Officiellement, le protestantisme a cessé d'exister à Marennes. Néanmoins, c’est à Marennes que Fénelon commencera en 1686, sa mission de conversion non-violente et avec aussi peu de succès que les dragons.
- 1685 : (18 octobre) Louis XIV signe la révocation de l'édit de Nantes, un an après la destruction du temple de Marennes.
Ce temple construit avant l'édit de Nantes (1598) était le plus important de la Saintonge protestante. Il fut le témoin de 300 baptêmes par an dont 511 en 1634. (A Saintes, la moyenne n'atteignait pas 70).
A la tête de la population protestante, on trouvait les comtes de Marennes de la puissante famille De Pons.
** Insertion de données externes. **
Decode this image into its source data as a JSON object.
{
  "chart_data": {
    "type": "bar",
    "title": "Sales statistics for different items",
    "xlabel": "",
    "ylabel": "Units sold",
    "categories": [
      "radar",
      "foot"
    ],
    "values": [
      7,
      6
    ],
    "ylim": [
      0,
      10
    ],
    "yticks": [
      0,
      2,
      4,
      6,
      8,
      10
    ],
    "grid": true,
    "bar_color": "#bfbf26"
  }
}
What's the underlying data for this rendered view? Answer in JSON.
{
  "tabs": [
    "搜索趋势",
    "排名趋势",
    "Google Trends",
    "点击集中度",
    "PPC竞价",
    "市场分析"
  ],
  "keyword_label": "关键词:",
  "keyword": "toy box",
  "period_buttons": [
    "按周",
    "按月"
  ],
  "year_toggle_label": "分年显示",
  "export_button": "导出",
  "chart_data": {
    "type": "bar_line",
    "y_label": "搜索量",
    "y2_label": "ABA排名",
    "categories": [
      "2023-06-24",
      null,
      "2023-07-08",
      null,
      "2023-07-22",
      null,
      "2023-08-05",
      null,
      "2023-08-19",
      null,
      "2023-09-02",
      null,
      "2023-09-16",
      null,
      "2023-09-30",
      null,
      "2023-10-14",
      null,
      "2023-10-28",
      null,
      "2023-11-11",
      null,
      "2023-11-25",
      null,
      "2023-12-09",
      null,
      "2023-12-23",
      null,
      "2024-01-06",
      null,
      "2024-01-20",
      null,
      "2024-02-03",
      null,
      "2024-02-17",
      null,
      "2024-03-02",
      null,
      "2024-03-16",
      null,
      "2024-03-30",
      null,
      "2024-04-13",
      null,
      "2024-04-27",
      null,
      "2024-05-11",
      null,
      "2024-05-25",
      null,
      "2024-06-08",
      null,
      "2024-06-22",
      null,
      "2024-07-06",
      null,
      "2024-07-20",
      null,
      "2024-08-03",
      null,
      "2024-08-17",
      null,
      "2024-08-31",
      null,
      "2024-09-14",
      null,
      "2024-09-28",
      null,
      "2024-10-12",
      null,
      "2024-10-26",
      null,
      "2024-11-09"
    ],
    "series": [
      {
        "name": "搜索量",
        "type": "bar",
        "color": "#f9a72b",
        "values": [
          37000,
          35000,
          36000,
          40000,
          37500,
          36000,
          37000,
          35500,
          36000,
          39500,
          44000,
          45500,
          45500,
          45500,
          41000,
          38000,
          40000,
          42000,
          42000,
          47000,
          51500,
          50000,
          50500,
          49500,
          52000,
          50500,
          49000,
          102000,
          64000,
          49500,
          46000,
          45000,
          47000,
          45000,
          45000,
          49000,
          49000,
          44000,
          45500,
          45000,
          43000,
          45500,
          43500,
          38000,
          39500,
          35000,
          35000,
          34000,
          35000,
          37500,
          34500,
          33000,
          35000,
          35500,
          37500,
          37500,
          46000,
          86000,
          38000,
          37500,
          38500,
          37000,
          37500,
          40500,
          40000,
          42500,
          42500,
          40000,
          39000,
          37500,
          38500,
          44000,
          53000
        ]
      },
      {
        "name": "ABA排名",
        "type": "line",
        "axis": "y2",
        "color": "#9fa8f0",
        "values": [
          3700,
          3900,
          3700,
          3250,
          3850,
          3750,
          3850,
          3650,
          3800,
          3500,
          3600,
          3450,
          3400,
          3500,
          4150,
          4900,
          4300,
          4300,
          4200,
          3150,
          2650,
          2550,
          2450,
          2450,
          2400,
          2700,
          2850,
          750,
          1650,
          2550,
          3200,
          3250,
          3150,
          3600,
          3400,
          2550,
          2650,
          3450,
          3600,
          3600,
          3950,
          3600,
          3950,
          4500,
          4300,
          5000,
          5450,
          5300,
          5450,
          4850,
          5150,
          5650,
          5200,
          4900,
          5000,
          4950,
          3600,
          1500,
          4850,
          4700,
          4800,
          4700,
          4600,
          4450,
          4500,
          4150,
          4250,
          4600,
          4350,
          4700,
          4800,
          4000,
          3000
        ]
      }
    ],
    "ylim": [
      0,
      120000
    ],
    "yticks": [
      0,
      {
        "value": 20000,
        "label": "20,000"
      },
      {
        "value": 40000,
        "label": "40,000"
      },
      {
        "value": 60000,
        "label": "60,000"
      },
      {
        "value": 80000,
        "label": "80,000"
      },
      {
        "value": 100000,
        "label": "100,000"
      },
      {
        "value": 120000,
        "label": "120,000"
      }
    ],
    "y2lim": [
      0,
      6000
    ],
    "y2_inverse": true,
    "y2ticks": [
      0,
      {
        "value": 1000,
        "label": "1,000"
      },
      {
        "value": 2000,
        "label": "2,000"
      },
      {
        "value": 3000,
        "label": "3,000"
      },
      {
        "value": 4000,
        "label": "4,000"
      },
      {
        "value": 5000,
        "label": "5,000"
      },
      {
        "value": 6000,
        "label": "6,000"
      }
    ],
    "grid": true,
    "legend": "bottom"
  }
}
Toute une bourgeoisie cultivée d'avocats et d’officiers de marine était protestante.
Après la destruction du temple, on fut obligé d'aller faire baptiser les enfants à Cozes ou au Douhet, au nord de Saintes.
Le temps du Désert et des Maisons d’oraison.
De la révocation en 1685 aux lois organiques de Napoléon en 1802, la construction d’un temple est juridiquement illégale et explicitement interdite. Les prêches ont lieu dans des Assemblées « au Désert », clandestines et périodiques.
Beaucoup plus tard, en 1755, deux protestants de Marennes furent emprisonnés à Brouage pour avoir tenté de reconstruire le temple.
A partir de l’automne 1755, à l’instigation du pasteur Louis Gibert, condamné par contumaces et brûlé en effigie, des granges ou maisons sont aménagées en lieu de culte qu’il appelle : « Maison d’oraison ».
- 1773 : Une maison d'oraison, que tout le monde appelle « temple », est aménagée, avec tribune, bancs, chaire en noyer, et, d'après le pasteur Desmont de Bordeaux, « ... le temple de Marennes, un des plus beaux bourgs de France, est aussi joli, sans aucun ornement d'ostentation, que la plupart de ceux que j'ai vus dans vos villages ». Cet édifice a tellement de succès que même des catholiques viennent au temple et applaudissent au sermon du pasteur !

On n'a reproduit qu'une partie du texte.